Considérons la population des plus de six ans (âge retenu pour le port du masque), en partant du principe que les jeunes enfants seraient peu contagieux ou faiblement transmetteurs du virus (ce qui reste à prouver). Nous obtenons un vaste ensemble de plus de 62 millions de personnes. Avec un taux de 50, appliqué à ce groupe, ce serait plus de 30 000 personnes qui seraient contaminées chaque semaine. L’objectif annoncé par le Président de la République est de ne pas dépasser 5 000 cas quotidiens. Ceci dans le but de pouvoir tracer et isoler chaque cas afin de contrôler les vecteurs de contamination.
En France, officiellement, le taux d’incidence national était de moins de 100 (96,2) la semaine du 7 septembre. Il était de 497 la semaine du 26 octobre. Bien entendu, on ne mesure que ce que l’on teste. Ceci explique cependant bien le niveau élevé de cas quotidiens qui étaient annoncés chaque soir par Santé publique France (4).
Une situation difficile à contrôler
Stabiliser le taux sous un seuil de 50 semble très difficile à atteindre dans la durée à l’échelle du pays. Au moindre relâchement le taux repart à la hausse. En l’absence d’un vaccin, des foyers (clusters) subsisteront. La contamination aura tôt fait de reprendre dans le pays.
La sévérité des mesures de restriction reflète donc l’évolution du taux de contamination. Seules des mesures très restrictives pourraient permettre une maitrise de la pandémie. De telles restrictions, pouvant être considérées comme une grave atteinte aux libertés individuelles. Elles seraient vraisemblablement jugées incompatibles avec nos principes démocratiques. Le Conseil Constitutionnel l’énonce régulièrement dans ses décisions et censures.
La dictature des chiffres
Quelles options sont dès lors possibles pour les dirigeants quand le virus circule activement sur le territoire et que chaque jour 30, 40 ou 50 000 nouveaux cas sont détectés ? Les épidémiologistes indiquent qu’il faudrait multiplier ces chiffres par deux ou trois pour s’approcher de la situation réelle du pays. L’inquiétude gagne tout le pays. Nous aurions ainsi au plus fort de la crise atteint un taux d’incidence proche de 1 000. C’était donc 1% de notre population qui contractait le virus chaque semaine (taux égalés ou dépassés en différentes parties du monde).

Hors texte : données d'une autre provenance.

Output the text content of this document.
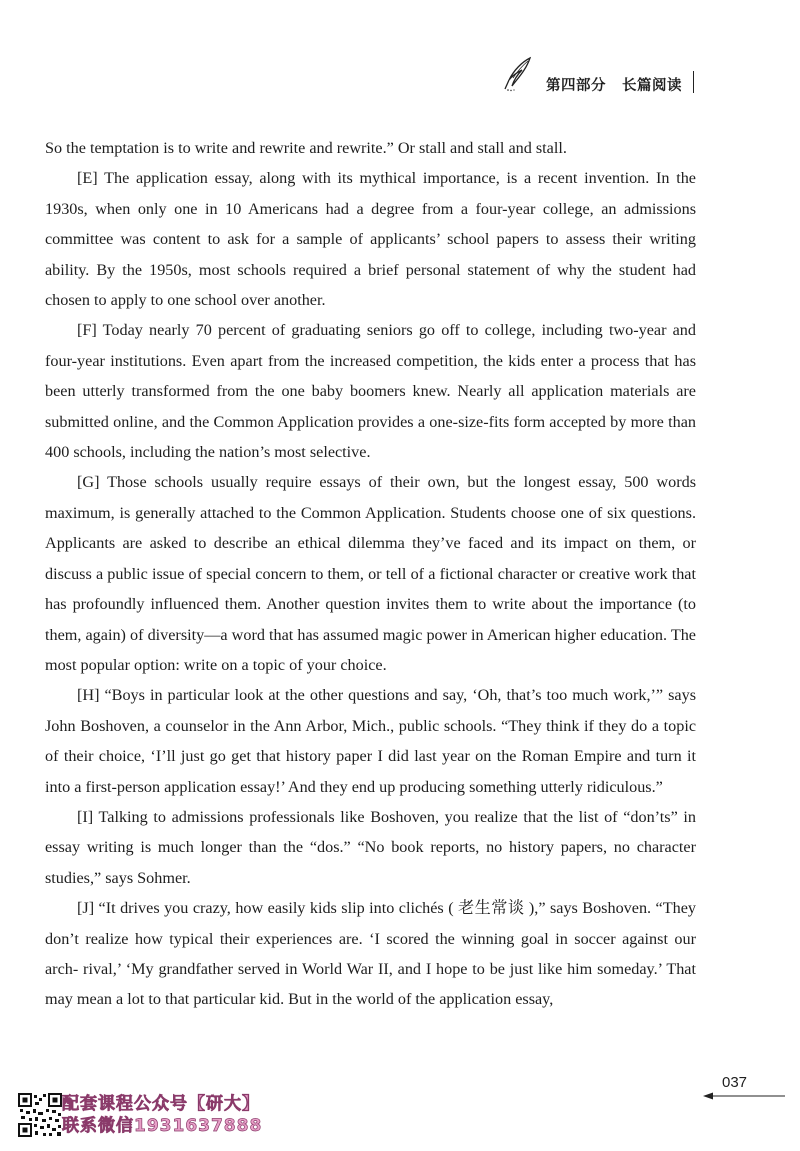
第四部分 长篇阅读

So the temptation is to write and rewrite and rewrite.” Or stall and stall and stall.

[E] The application essay, along with its mythical importance, is a recent invention. In the 1930s, when only one in 10 Americans had a degree from a four-year college, an admissions committee was content to ask for a sample of applicants’ school papers to assess their writing ability. By the 1950s, most schools required a brief personal statement of why the student had chosen to apply to one school over another.

[F] Today nearly 70 percent of graduating seniors go off to college, including two-year and four-year institutions. Even apart from the increased competition, the kids enter a process that has been utterly transformed from the one baby boomers knew. Nearly all application materials are submitted online, and the Common Application provides a one-size-fits form accepted by more than 400 schools, including the nation’s most selective.

[G] Those schools usually require essays of their own, but the longest essay, 500 words maximum, is generally attached to the Common Application. Students choose one of six questions. Applicants are asked to describe an ethical dilemma they’ve faced and its impact on them, or discuss a public issue of special concern to them, or tell of a fictional character or creative work that has profoundly influenced them. Another question invites them to write about the importance (to them, again) of diversity—a word that has assumed magic power in American higher education. The most popular option: write on a topic of your choice.

[H] “Boys in particular look at the other questions and say, ‘Oh, that’s too much work,’” says John Boshoven, a counselor in the Ann Arbor, Mich., public schools. “They think if they do a topic of their choice, ‘I’ll just go get that history paper I did last year on the Roman Empire and turn it into a first-person application essay!’ And they end up producing something utterly ridiculous.”

[I] Talking to admissions professionals like Boshoven, you realize that the list of “don’ts” in essay writing is much longer than the “dos.” “No book reports, no history papers, no character studies,” says Sohmer.

[J] “It drives you crazy, how easily kids slip into clichés ( 老生常谈 ),” says Boshoven. “They don’t realize how typical their experiences are. ‘I scored the winning goal in soccer against our arch- rival,’ ‘My grandfather served in World War II, and I hope to be just like him someday.’ That may mean a lot to that particular kid. But in the world of the application essay,

037
配套课程公众号【研大】
联系微信1931637888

Quand le taux de reproduction, le fameux Ro, accélère pour devenir supérieur à un, les 50 000 cas déclarés un jour peuvent devenir 100 000 en peu de temps. Quand chaque personne infectée en contamine à son tour plus d’une, alors que les hôpitaux sont au bord de l’asphyxie, quelle autre solution que le retour au confinement ? Sauf décider de faire fi de la volonté politique, clairement exprimée d’avoir à exercer un tri. Cela conduirait à ne pas accepter tous les nouveaux entrants, option rejetée par le Président de la République. Nous avons, par ailleurs, pu exprimer nos doutes sur l’absence de sélection (5).
Létalité attendue
Comment gérer le nombre de cas quand :
- 8% des malades seront hospitalisés,
- 19% des personnes hospitalisées iront en réanimation,
- 27% des patients admis en réanimation décèderont.
Alors reprenons à ce sujet les déclarations du Premier ministre, Jean Castex, dans sa présentation du 12 novembre dernier. Sur 100 patients atteints du Covid-19, « 8 vont développer des formes symptomatiques plus sévères avec un recours nécessaire à l’hôpital, 2 feront des formes particulièrement graves qui nécessitent des soins spécifiques dans les services de soins critiques réanimatoires ».
Notons que ces chiffres donnent un taux de létalité de 0.41%. Le consensus a longtemps été de 0.6% avec aujourd’hui une tendance à la baisse (plus grand nombre de cas asymptomatiques qu’estimés ainsi qu’une meilleure prise en charge des malades). Si l’on accepte que le nombre de cas totaux s’établît à un niveau deux à trois fois supérieur aux cas déclarés, la létalité pourrait être inférieure à 0.2%. Un taux qui serait donc pour le Covid-19 le double de celui de la grippe saisonnière. C’est ce constat qui fait aussi dire à certains, devant l’impact économique et social des mesures prises, « tout ça, pour ça » (6).
Le vaccin, unique planche de salut
Rien ne permet d’espérer un retour à la vie normale avant la mise à disposition, pour un large public, d’un vaccin efficace. L’immunité par contamination collective, tentée en Suède, semble difficile à atteindre, surtout dans le cadre d’un virus saisonnier. Nous sourions à la traduction anglaise du terme « herd immunity », sachant que le premier sens du mot « herd » est troupeau ou cheptel. Pauvre bétail humain, qui découvre à son tour ce qu’est la vie, parqué dans d’étroits enclos.
Tant que nous ne disposerons pas d’un vaccin, il nous faudra bien apprendre, tant bien que mal, à vivre avec le virus. Cela veut dire une succession de vagues. Qui se traduisent pas des périodes de confinements, accompagnées de tristes cortèges de misère économique et sociale.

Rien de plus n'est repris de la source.